BioMedInformatics, Vol. 4, Pages 921-945: Deep Segmentation Techniques for Breast Cancer Diagnosis

BioMedInformatics doi: 10.3390/biomedinformatics4020052

Authors: Storm Schutte Jia Uddin

Background: This research goes into in deep learning technologies within the realm of medical imaging, with a specific focus on the detection of anomalies in medical pathology, emphasizing breast cancer. It underscores the critical importance of segmentation techniques in identifying diseases and addresses the challenges of scarce labelled data in Whole Slide Images. Additionally, the paper provides a review, cataloguing 61 deep learning architectures identified during the study. Objectives: The aim of this study is to present and assess a novel quantitative approach utilizing specific deep learning architectures, namely the Feature Pyramid Net-work and the Linknet model, both of which integrate a ResNet34 layer encoder to enhance performance.

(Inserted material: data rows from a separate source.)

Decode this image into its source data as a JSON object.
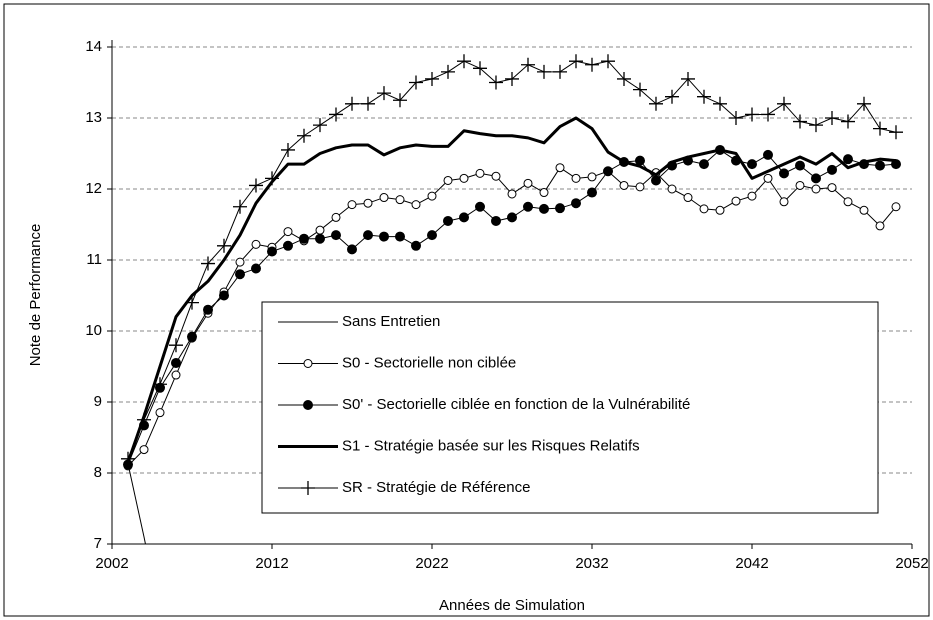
{
  "chart_data": {
    "type": "line",
    "xlabel": "Années de Simulation",
    "ylabel": "Note de Performance",
    "xlim": [
      2002,
      2052
    ],
    "xticks": [
      2002,
      2012,
      2022,
      2032,
      2042,
      2052
    ],
    "ylim": [
      7,
      14
    ],
    "yticks": [
      7,
      8,
      9,
      10,
      11,
      12,
      13,
      14
    ],
    "grid": true,
    "x": [
      2003,
      2004,
      2005,
      2006,
      2007,
      2008,
      2009,
      2010,
      2011,
      2012,
      2013,
      2014,
      2015,
      2016,
      2017,
      2018,
      2019,
      2020,
      2021,
      2022,
      2023,
      2024,
      2025,
      2026,
      2027,
      2028,
      2029,
      2030,
      2031,
      2032,
      2033,
      2034,
      2035,
      2036,
      2037,
      2038,
      2039,
      2040,
      2041,
      2042,
      2043,
      2044,
      2045,
      2046,
      2047,
      2048,
      2049,
      2050,
      2051
    ],
    "series": [
      {
        "name": "Sans Entretien",
        "color": "#000000",
        "line_width": 1,
        "marker": "none",
        "values": [
          8.13,
          7.1,
          6.0,
          null,
          null,
          null,
          null,
          null,
          null,
          null,
          null,
          null,
          null,
          null,
          null,
          null,
          null,
          null,
          null,
          null,
          null,
          null,
          null,
          null,
          null,
          null,
          null,
          null,
          null,
          null,
          null,
          null,
          null,
          null,
          null,
          null,
          null,
          null,
          null,
          null,
          null,
          null,
          null,
          null,
          null,
          null,
          null,
          null,
          null
        ]
      },
      {
        "name": "S0 - Sectorielle non ciblée",
        "color": "#000000",
        "line_width": 1,
        "marker": "open-circle",
        "values": [
          8.1,
          8.33,
          8.85,
          9.38,
          9.9,
          10.25,
          10.55,
          10.97,
          11.22,
          11.18,
          11.4,
          11.27,
          11.42,
          11.6,
          11.78,
          11.8,
          11.88,
          11.85,
          11.78,
          11.9,
          12.12,
          12.15,
          12.22,
          12.18,
          11.93,
          12.08,
          11.95,
          12.3,
          12.15,
          12.17,
          12.25,
          12.05,
          12.03,
          12.23,
          12.0,
          11.88,
          11.72,
          11.7,
          11.83,
          11.9,
          12.15,
          11.82,
          12.05,
          12.0,
          12.02,
          11.82,
          11.7,
          11.48,
          11.75
        ]
      },
      {
        "name": "S0' - Sectorielle ciblée en fonction de la Vulnérabilité",
        "color": "#000000",
        "line_width": 1,
        "marker": "filled-circle",
        "values": [
          8.12,
          8.67,
          9.2,
          9.55,
          9.92,
          10.3,
          10.5,
          10.8,
          10.88,
          11.12,
          11.2,
          11.3,
          11.3,
          11.35,
          11.15,
          11.35,
          11.33,
          11.33,
          11.2,
          11.35,
          11.55,
          11.6,
          11.75,
          11.55,
          11.6,
          11.75,
          11.72,
          11.73,
          11.8,
          11.95,
          12.25,
          12.38,
          12.4,
          12.12,
          12.33,
          12.4,
          12.35,
          12.55,
          12.4,
          12.35,
          12.48,
          12.22,
          12.33,
          12.15,
          12.27,
          12.42,
          12.35,
          12.33,
          12.35
        ]
      },
      {
        "name": "S1 - Stratégie basée sur les Risques Relatifs",
        "color": "#000000",
        "line_width": 3,
        "marker": "none",
        "values": [
          8.15,
          8.8,
          9.5,
          10.2,
          10.5,
          10.7,
          11.0,
          11.35,
          11.8,
          12.1,
          12.35,
          12.35,
          12.5,
          12.58,
          12.62,
          12.62,
          12.48,
          12.58,
          12.62,
          12.6,
          12.6,
          12.82,
          12.78,
          12.75,
          12.75,
          12.72,
          12.65,
          12.88,
          13.0,
          12.85,
          12.52,
          12.38,
          12.32,
          12.2,
          12.38,
          12.45,
          12.5,
          12.55,
          12.5,
          12.15,
          12.25,
          12.35,
          12.45,
          12.35,
          12.5,
          12.3,
          12.38,
          12.42,
          12.4
        ]
      },
      {
        "name": "SR - Stratégie de Référence",
        "color": "#000000",
        "line_width": 1,
        "marker": "plus",
        "values": [
          8.2,
          8.75,
          9.25,
          9.8,
          10.4,
          10.95,
          11.2,
          11.75,
          12.05,
          12.15,
          12.55,
          12.75,
          12.9,
          13.05,
          13.2,
          13.2,
          13.35,
          13.25,
          13.5,
          13.55,
          13.65,
          13.8,
          13.7,
          13.5,
          13.55,
          13.75,
          13.65,
          13.65,
          13.8,
          13.75,
          13.8,
          13.55,
          13.4,
          13.2,
          13.3,
          13.55,
          13.3,
          13.2,
          13.0,
          13.05,
          13.05,
          13.2,
          12.95,
          12.9,
          13.0,
          12.95,
          13.2,
          12.85,
          12.8
        ]
      }
    ]
  }
}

The paper also seeks to examine the efficiency of a semi-supervised training regimen using a dual model architecture, consisting of ‘Teacher’ and ‘Student’ models, in addressing the issue of limited labelled datasets. Methods: Employing a semi-supervised training methodology, this research enables the ‘Student’ model to learn from the ‘Teacher’ model’s outputs. The study methodically evaluates the models’ stability, accuracy, and segmentation capabilities, employing metrics such as the Dice Coefficient and the Jaccard Index for comprehensive assessment. Results: The investigation reveals that the Linknet model exhibits good performance, achieving an accuracy rate of 94% in the detection of breast cancer tissues utilizing a 21-seed parameter for the initialization of model weights. It further excels in generating annotations for the ‘Student’ model, which then achieves a 91% accuracy with minimal computational demands. Conversely, the Feature Pyramid Network model demonstrates a slightly lower accuracy of 93% in the Teacher model but exhibits improved and more consistent results in the ‘Student’ model, reaching 95% accuracy with a 42-seed parameter. Conclusions: This study underscores the efficacy and potential of the Feature Pyra-mid Network and Linknet models in the domain of medical image analysis, particularly in the detection of breast cancer, and suggests their broader applicability in various medical segmentation tasks related to other pathology disorders. Furthermore, the research enhances the understanding of the pivotal role that deep learning technologies play in advancing diagnostic methods within the field of medical imaging.